Each namespace type wraps a global resource (PIDs, network, mounts, IPC, UTS, users) so processes in the namespace see their own private instance. For example, CLONE_NEWPID creates a new PID namespace where the first process appears as PID 1, even though it has a different PID in the host namespace. CLONE_NEWNET gives an isolated network stack. Combining all namespace flags gives near-complete isolation — the basis of Docker containers.
Q5. How does CLONE_CHILD_CLEARTID enable pthread_join()?
When a thread is created with CLONE_CHILD_CLEARTID, the kernel stores the thread’s TID at the ctid address and treats it as a futex. When the thread exits, the kernel atomically zeros ctid and calls futex_wake on that address. pthread_join() performs a futex_wait on ctid — so it blocks until the thread exits and then returns.

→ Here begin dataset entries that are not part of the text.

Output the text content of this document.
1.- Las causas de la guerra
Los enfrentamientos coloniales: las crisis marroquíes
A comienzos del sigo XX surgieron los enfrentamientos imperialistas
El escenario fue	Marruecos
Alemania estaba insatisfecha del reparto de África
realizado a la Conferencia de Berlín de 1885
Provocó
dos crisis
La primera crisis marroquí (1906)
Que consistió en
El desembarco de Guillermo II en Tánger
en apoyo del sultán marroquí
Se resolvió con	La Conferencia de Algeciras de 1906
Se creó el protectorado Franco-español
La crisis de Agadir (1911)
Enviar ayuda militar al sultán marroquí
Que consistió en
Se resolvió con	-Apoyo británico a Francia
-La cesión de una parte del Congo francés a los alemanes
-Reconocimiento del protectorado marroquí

This gives a zero-overhead, no-polling thread join mechanism.
Q6. What does the unshare() system call do?
unshare() (added in kernel 2.6.16) lets a process undo some sharing that was established at clone/fork time. For example, a process created with CLONE_FILES can later call unshare(CLONE_FILES) to get its own private copy of the file descriptor table. This is used by the unshare(1) command-line tool to run processes in new namespaces without creating a new child process.